Air Malta restructuring gets first nod from Brussels

‘Nothing should be taken for granted’

Air Malta’s rescue plan has received its first nod from Brussels and will now be scrutinised by competitors and interested parties in the coming weeks.

European Commission sources said yesterday it had completed the preliminary assessment of the plan submitted last May.

“The Commission is satisfied with the plan and will now publish its preliminary decision to receive objections, if there are any,” the sources said.

The process, starting today and technically known as a formal investigation, will spell out the Commission’s opinion on the plan. It will invite all interested parties to submit their objections in writing, saying why Brussels should not allow the Maltese authorities to provide the ailing airline with state aid. This stage usually takes over a month and the Commission will then analyse the legality of any objections made and invite the Maltese authorities to make their final submissions.

It will only be when the process is concluded, expected at the end of April, that the Commission can make a final decision on whether to approve the state aid.

“Malta has made a lot of progress in trying to solve the Air Malta issue and we have had many technical meetings with the Maltese authorities over the past months,” a Commission official said.

“We have now reached the final stages and we are on schedule. However, the point when we would decide on whether to give the final go-ahead or not will only be reached at the end of this complicated process. Nothing should be taken for granted at this stage,” the official added.

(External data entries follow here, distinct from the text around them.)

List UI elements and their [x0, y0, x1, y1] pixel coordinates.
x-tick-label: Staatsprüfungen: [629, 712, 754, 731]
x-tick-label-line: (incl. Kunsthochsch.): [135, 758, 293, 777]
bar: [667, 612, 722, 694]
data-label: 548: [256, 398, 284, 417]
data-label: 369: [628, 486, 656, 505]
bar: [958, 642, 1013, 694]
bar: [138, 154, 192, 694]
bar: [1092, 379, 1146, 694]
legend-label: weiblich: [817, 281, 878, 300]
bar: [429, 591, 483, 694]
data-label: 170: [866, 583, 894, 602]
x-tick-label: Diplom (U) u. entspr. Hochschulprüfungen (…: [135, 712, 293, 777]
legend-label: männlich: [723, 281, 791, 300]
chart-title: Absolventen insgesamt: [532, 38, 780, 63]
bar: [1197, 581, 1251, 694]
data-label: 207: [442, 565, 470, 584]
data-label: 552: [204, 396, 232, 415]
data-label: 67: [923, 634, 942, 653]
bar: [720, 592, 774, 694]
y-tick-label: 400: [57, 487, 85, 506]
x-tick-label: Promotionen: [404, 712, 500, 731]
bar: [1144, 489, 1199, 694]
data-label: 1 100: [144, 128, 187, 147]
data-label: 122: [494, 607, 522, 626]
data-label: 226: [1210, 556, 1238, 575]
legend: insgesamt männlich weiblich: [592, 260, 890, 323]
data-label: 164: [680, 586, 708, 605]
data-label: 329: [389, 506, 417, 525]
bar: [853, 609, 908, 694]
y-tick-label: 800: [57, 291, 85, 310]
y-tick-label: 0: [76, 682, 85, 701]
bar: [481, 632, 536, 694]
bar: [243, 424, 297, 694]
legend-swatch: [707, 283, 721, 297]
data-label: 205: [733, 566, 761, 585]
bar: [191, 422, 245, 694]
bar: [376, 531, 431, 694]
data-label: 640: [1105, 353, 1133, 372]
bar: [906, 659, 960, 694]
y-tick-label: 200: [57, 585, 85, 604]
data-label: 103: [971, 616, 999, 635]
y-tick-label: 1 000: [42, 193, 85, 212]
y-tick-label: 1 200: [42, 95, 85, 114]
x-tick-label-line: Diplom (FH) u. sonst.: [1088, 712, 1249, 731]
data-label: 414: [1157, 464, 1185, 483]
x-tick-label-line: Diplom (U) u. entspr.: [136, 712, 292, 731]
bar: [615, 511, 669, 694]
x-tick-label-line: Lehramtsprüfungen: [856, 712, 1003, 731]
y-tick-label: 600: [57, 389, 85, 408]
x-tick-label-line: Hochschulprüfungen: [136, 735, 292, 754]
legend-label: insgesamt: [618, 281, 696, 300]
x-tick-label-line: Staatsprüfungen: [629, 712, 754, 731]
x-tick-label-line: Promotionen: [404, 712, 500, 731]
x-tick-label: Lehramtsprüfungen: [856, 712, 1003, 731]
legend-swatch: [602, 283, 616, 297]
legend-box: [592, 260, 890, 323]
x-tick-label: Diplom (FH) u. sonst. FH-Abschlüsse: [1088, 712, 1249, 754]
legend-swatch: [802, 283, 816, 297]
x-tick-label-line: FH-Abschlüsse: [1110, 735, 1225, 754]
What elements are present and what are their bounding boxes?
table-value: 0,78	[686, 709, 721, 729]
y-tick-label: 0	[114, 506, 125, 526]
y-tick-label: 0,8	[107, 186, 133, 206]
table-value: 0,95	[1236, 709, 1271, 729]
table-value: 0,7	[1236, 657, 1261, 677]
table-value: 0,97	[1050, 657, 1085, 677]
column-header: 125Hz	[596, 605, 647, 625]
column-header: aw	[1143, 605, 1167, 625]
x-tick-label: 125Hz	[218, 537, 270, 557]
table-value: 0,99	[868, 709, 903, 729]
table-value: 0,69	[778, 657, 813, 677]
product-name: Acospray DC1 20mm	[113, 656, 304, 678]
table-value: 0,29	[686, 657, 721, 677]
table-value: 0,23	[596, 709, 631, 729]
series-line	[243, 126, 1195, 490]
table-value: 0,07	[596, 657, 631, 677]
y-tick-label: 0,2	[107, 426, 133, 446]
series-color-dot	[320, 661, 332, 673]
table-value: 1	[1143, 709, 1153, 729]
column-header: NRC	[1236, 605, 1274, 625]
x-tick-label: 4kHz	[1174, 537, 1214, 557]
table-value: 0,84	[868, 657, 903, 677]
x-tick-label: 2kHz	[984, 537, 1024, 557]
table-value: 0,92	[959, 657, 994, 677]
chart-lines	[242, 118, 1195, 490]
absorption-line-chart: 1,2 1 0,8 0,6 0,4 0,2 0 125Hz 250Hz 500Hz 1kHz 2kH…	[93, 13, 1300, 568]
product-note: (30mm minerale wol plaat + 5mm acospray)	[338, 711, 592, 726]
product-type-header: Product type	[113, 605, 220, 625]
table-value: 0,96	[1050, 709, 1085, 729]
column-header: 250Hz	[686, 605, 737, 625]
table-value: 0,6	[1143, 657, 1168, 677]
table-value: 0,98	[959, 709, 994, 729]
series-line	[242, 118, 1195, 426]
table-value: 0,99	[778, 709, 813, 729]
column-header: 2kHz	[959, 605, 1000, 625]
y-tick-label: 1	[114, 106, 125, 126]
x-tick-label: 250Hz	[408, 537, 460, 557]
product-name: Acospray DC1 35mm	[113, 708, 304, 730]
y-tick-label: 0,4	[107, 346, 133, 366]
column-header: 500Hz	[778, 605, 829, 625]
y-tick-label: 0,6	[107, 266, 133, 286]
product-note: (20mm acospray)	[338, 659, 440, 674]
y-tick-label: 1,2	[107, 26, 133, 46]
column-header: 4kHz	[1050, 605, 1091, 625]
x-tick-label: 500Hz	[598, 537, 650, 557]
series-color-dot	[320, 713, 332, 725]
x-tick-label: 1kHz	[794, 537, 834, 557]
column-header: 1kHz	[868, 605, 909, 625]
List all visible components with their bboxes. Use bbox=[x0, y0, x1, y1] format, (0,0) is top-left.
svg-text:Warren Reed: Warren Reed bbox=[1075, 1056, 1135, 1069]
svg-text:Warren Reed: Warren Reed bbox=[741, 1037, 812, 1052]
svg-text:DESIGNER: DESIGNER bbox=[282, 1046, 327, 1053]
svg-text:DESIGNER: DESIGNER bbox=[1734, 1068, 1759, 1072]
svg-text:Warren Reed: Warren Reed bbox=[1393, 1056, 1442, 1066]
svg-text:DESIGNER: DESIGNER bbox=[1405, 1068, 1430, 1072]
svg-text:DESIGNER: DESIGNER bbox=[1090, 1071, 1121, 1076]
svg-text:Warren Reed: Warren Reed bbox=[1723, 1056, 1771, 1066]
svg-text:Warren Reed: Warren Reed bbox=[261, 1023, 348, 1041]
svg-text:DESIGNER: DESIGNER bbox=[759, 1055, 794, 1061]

According to the plan presented by the government, Maltese tax-payers will be forking out a substantial sum of money to save Air Malta, which has been in the red for the past few years, particularly due to rising fuel costs, lack of restructuring, mismanagement and increased competition.

Apart from the €52 million which have already been given to the company in November 2010 as rescue aid, a loan that will be converted into share capital, the government is also planning to inject about €78 million in fresh funds into the airline’s share capital.

The company will be selling almost all its property to the government, raising another €66 million.

If approved, the five-year restructuring plan aims at turning the company around to start making a profit by 2015. If this does not happen, the company will have to be closed down or sold. According to EU rules, state aid can only be given once.

The restructuring plan involves massive cuts in the operating costs of the company including the shedding of about 500 workers.